Nel Vangelo di questa domenica, infatti, il Signore prima di ascendere al cielo, chiede ai suoi, che ancora dubitavano, di mettersi in cammino facendo discepole tutte le genti, battezzandole e trasmettendo loro gli insegnamenti da lui appresi. Battezzare non è altro che essere immersi nell’amore trinitario per diventarne, poi, testimoni attraverso la cultura dell’incontro, come ci ricorda il Papa. Quest’ultima “richiede che siamo disposti non soltanto a dare, ma anche a ricevere dagli altri. I media possono aiutarci in questo, particolarmente oggi, quando le reti della comunicazione umana hanno raggiunto sviluppi inauditi. In particolare internet può offrire maggiori possibilità di incontro e di solidarietà tra tutti, e questa è una cosa buona, è un dono di Dio”.
Comunicare con i media, però, non significa alienarsi o crearsi un mondo virtuale di prossimità; “Dunque, che cosa ci aiuta nell’ambiente digitale a crescere in umanità e nella comprensione reciproca?”, continua il Papa, “dobbiamo recuperare un certo senso di lentezza e di calma.

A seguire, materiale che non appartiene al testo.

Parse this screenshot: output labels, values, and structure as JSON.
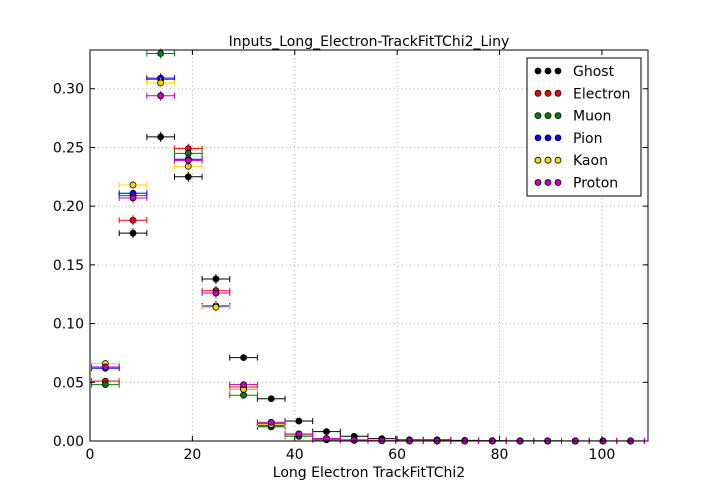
{
  "chart_data": {
    "type": "scatter",
    "title": "Inputs_Long_Electron-TrackFitTChi2_Liny",
    "xlabel": "Long Electron TrackFitTChi2",
    "ylabel": "",
    "xlim": [
      0,
      109
    ],
    "ylim": [
      0,
      0.333
    ],
    "xticks": [
      0,
      20,
      40,
      60,
      80,
      100
    ],
    "xtick_labels": [
      "0",
      "20",
      "40",
      "60",
      "80",
      "100"
    ],
    "yticks": [
      0.0,
      0.05,
      0.1,
      0.15,
      0.2,
      0.25,
      0.3
    ],
    "ytick_labels": [
      "0.00",
      "0.05",
      "0.10",
      "0.15",
      "0.20",
      "0.25",
      "0.30"
    ],
    "grid": true,
    "legend_position": "top-right",
    "bin_width": 5.4,
    "x": [
      3.0,
      8.4,
      13.8,
      19.2,
      24.6,
      30.0,
      35.4,
      40.8,
      46.2,
      51.6,
      57.0,
      62.4,
      67.8,
      73.2,
      78.6,
      84.0,
      89.4,
      94.8,
      100.2,
      105.6
    ],
    "series": [
      {
        "name": "Ghost",
        "color": "#000000",
        "values": [
          0.063,
          0.177,
          0.259,
          0.225,
          0.138,
          0.071,
          0.036,
          0.017,
          0.008,
          0.004,
          0.002,
          0.001,
          0.001,
          0.0005,
          0.0003,
          0.0002,
          0.0002,
          0.0001,
          0.0001,
          0.0001
        ]
      },
      {
        "name": "Electron",
        "color": "#ff0000",
        "values": [
          0.051,
          0.188,
          0.308,
          0.249,
          0.128,
          0.046,
          0.015,
          0.006,
          0.002,
          0.001,
          0.0005,
          0.0003,
          0.0002,
          0.0001,
          0.0001,
          0.0,
          0.0,
          0.0,
          0.0,
          0.0
        ]
      },
      {
        "name": "Muon",
        "color": "#008000",
        "values": [
          0.048,
          0.209,
          0.33,
          0.245,
          0.115,
          0.039,
          0.012,
          0.004,
          0.001,
          0.0005,
          0.0002,
          0.0001,
          0.0,
          0.0,
          0.0,
          0.0,
          0.0,
          0.0,
          0.0,
          0.0
        ]
      },
      {
        "name": "Pion",
        "color": "#0000ff",
        "values": [
          0.062,
          0.211,
          0.309,
          0.24,
          0.115,
          0.044,
          0.013,
          0.005,
          0.002,
          0.0007,
          0.0003,
          0.0001,
          0.0,
          0.0,
          0.0,
          0.0,
          0.0,
          0.0,
          0.0,
          0.0
        ]
      },
      {
        "name": "Kaon",
        "color": "#ffd700",
        "values": [
          0.066,
          0.218,
          0.305,
          0.234,
          0.114,
          0.044,
          0.014,
          0.005,
          0.002,
          0.0007,
          0.0003,
          0.0001,
          0.0,
          0.0,
          0.0,
          0.0,
          0.0,
          0.0,
          0.0,
          0.0
        ]
      },
      {
        "name": "Proton",
        "color": "#bf00bf",
        "values": [
          0.063,
          0.207,
          0.294,
          0.239,
          0.126,
          0.048,
          0.016,
          0.006,
          0.002,
          0.0008,
          0.0003,
          0.0001,
          0.0,
          0.0,
          0.0,
          0.0,
          0.0,
          0.0,
          0.0,
          0.0
        ]
      }
    ]
  }
}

Questo richiede tempo e capacità di fare silenzio per ascoltare. Abbiamo anche bisogno di essere pazienti se vogliamo capire chi è diverso da noi: la persona esprime pienamente se stessa non quando è semplicemente tollerata, ma quando sa di essere davvero accolta”. Accoglienza, dunque, non tolleranza dell’altro; ascolto, non imposizione delle nostre idee; calma, non agitazione senza posa.
Inoltre, “Non basta passare lungo le “strade” digitali, cioè semplicemente essere connessi: occorre che la connessione sia accompagnata dall’incontro vero. Non possiamo vivere da soli, rinchiusi in noi stessi. Abbiamo bisogno di amare ed essere amati. Abbiamo bisogno di tenerezza”.
“Dialogare”, inoltre, “significa essere convinti che l’altro abbia qualcosa di buono da dire, fare spazio al suo punto di vista, alle sue proposte. Dialogare non significa rinunciare alle proprie idee e tradizioni, ma alla pretesa che siano uniche ed assolute”.
In questo dialogo non siamo soli, Gesù ascende, ma rimane dentro di noi per sempre, promettendoci la forza dello Spirito Santo per rendergli testimonianza (At 1,8 I lettura).
Con S. Paolo chiediamogli di illuminare gli occhi della nostra mente per comprendere a quale speranza ci ha chiamati (Ef 1,18), sposando, realmente, la cultura dell’incontro, che non può assolutamente limitarsi a concludere un messaggio o un dialogo con l’abuso di espressioni del tipo “tvb” o “tvtb”; l’amore richiede testimonianza e condivisione, senza le quali è retorica che non giova a niente e a nessuno.